I used this blog post as a guide, but I want to use this for all the VPC-s (ec2 instances) that are in my specific aws region.

All the examples I've seen have just one VPC in question, like this example from aws.

The net effect that I'm looking for is that I can use private Route53 dns entries on my local machine when I'm using VPN, and also that the ec2 instances (in different VPC-s) in my aws region can find each other using just the private Route53 dns entries (so that I can avoid using IP addresses in my applications).

tnx,
Tom

Best Answer

Hybrid DNS solutions are complicated when using services in AWS. This is one weakness with AWS.

Note: All of your VPCs should have non overlapping CIDR blocks.

If your VPCs are in the same region:

This is the simplest case. Peer your VPCs together and enable DNS resolution support for the peered VPCs. Your current DNS forwarder will now work within these VPCs.

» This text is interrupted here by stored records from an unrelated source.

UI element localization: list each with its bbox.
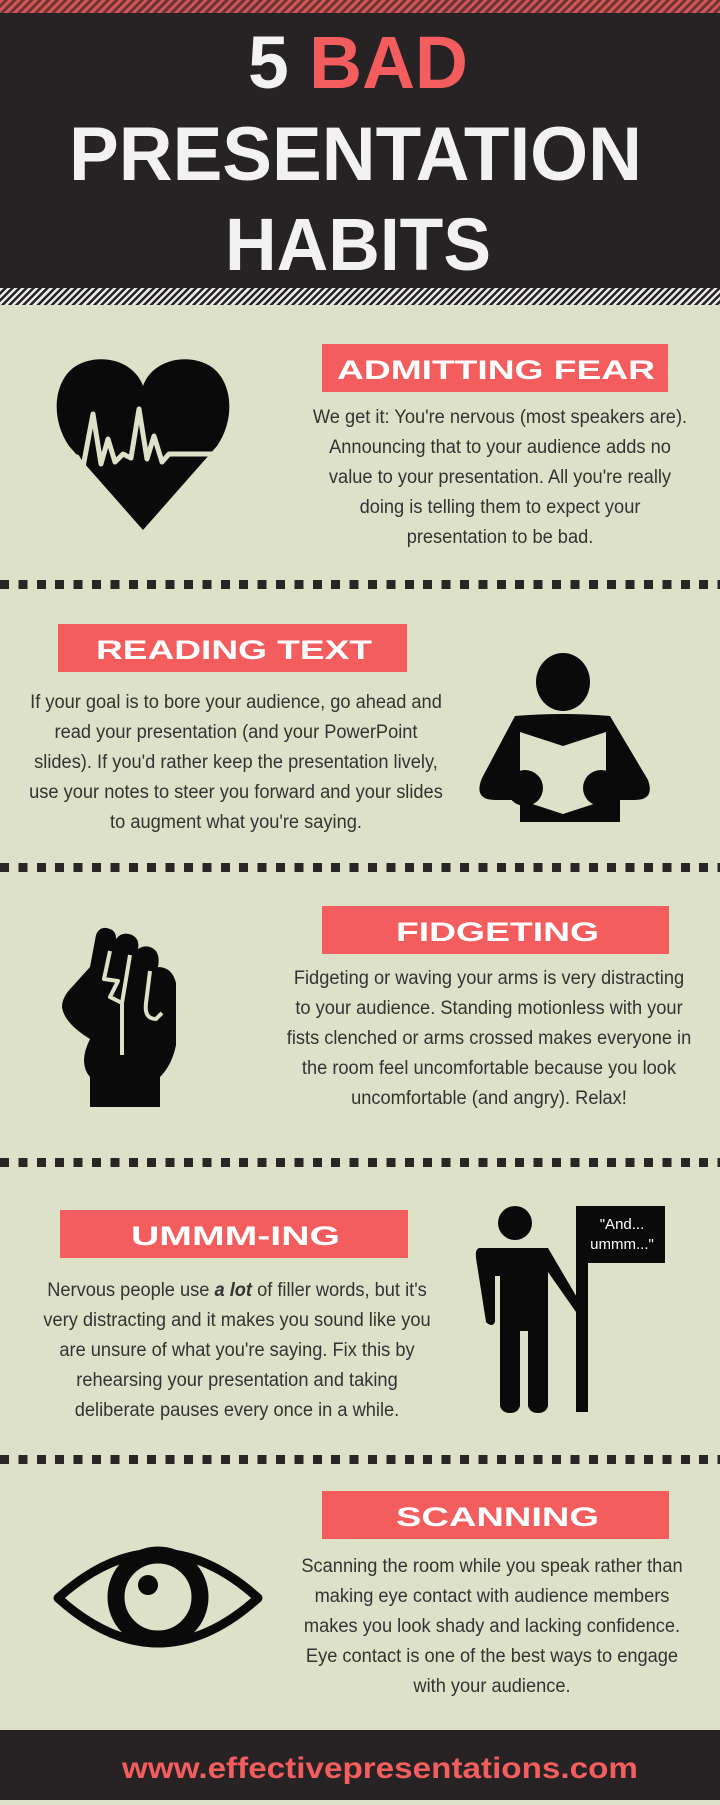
label: fidgeting	[322, 906, 669, 954]
icon: person with sign: ummm..."	[590, 1236, 654, 1253]
text: reading text: to augment what you're saying.	[110, 812, 362, 833]
label: ummm-ing: UMMM-ING	[131, 1221, 340, 1251]
text: ummm-ing	[43, 1280, 431, 1421]
text: scanning	[301, 1556, 683, 1697]
icon: eye	[54, 1546, 262, 1648]
text: admitting fear: Announcing that to your audience adds no	[329, 437, 671, 458]
label: admitting fear: ADMITTING FEAR	[337, 355, 655, 385]
text: scanning: Scanning the room while you speak rather than	[301, 1556, 683, 1577]
text: ummm-ing: are unsure of what you're saying. Fix this by	[59, 1340, 415, 1361]
text: admitting fear	[313, 407, 687, 548]
text: reading text: use your notes to steer you forward and your slides	[29, 782, 443, 803]
hatch strip	[0, 288, 720, 305]
section: fidgeting	[62, 906, 691, 1109]
label: scanning: SCANNING	[396, 1502, 599, 1532]
footer url: www.effectivepresentations.com	[121, 1752, 638, 1785]
icon: person with sign	[476, 1206, 665, 1413]
text: scanning: with your audience.	[413, 1676, 571, 1697]
section: umming	[43, 1206, 665, 1421]
label: scanning	[322, 1491, 669, 1539]
title: 5 BAD	[248, 21, 468, 104]
text: ummm-ing: Nervous people use a lot of filler words, but it's	[47, 1280, 427, 1301]
text: scanning: making eye contact with audience members	[315, 1586, 669, 1607]
text: fidgeting	[287, 968, 691, 1109]
header band	[0, 0, 720, 305]
text: scanning: Eye contact is one of the best ways to engage	[306, 1646, 678, 1667]
icon: fist	[62, 928, 176, 1107]
text: fidgeting: Fidgeting or waving your arms is very distracting	[294, 968, 684, 989]
text: admitting fear: We get it: You're nervous (most speakers are).	[313, 407, 687, 428]
text: fidgeting: fists clenched or arms crossed makes everyone in	[287, 1028, 691, 1049]
section: scanning	[54, 1491, 683, 1697]
title: HABITS	[225, 203, 491, 286]
text: admitting fear: presentation to be bad.	[407, 527, 593, 548]
text: scanning: makes you look shady and lacking confidence.	[304, 1616, 680, 1637]
icon: person with sign: "And...	[600, 1216, 644, 1233]
text: reading text: read your presentation (and your PowerPoint	[54, 722, 417, 743]
text: ummm-ing: very distracting and it makes you sound like you	[43, 1310, 431, 1331]
text: fidgeting: to your audience. Standing motionless with your	[295, 998, 683, 1019]
text: ummm-ing: deliberate pauses every once in a while.	[75, 1400, 399, 1421]
label: admitting fear	[322, 344, 668, 392]
label: reading text	[58, 624, 407, 672]
footer	[0, 1730, 720, 1800]
icon: heart	[56, 359, 230, 530]
label: ummm-ing	[60, 1210, 408, 1258]
section: reading text	[29, 624, 650, 833]
icon: reader	[479, 653, 650, 822]
label: fidgeting: FIDGETING	[396, 917, 599, 947]
title: PRESENTATION	[69, 112, 642, 197]
text: fidgeting: the room feel uncomfortable because you look	[302, 1058, 676, 1079]
text: admitting fear: value to your presentation. All you're really	[329, 467, 671, 488]
text: reading text	[29, 692, 443, 833]
text: reading text: If your goal is to bore your audience, go ahead and	[30, 692, 442, 713]
text: admitting fear: doing is telling them to expect your	[360, 497, 640, 518]
title	[69, 21, 642, 286]
section: admitting fear	[56, 344, 687, 548]
text: fidgeting: uncomfortable (and angry). Relax!	[351, 1088, 627, 1109]
text: reading text: slides). If you'd rather keep the presentation lively,	[34, 752, 438, 773]
label: reading text: READING TEXT	[96, 635, 373, 665]
text: ummm-ing: rehearsing your presentation and taking	[76, 1370, 398, 1391]
top stripe	[0, 0, 720, 13]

DNS Resolution Support for a VPC Peering Connection

If your VPCs are in different regions:

You can still peer your VPCs but the Amazon DNS servers at x.2 in each region will not be talking to each other. You will need to setup a forwarder in each region and then connect using OpenVPN to that region. Option: setup a conditional forwarder setup with details on each regions DNS forwarder.

Route 53

You could also just use Route53 with private zones. Add each VPC to your private zone. Provided that you do not have overlapping CIDR blocks for each VPC you will be able to use unique private IP addresses across your VPCs.

Note: VPCs do not support transitive routing. This means that the VPC with your OpenVPN server will need a direct peering connection to each VPC that you want to route to. Otherwise you could setup an OpenVPN server in each region and then connect to that region each time you want to manage systems local to that region. Each region will need its own DNS forwarder.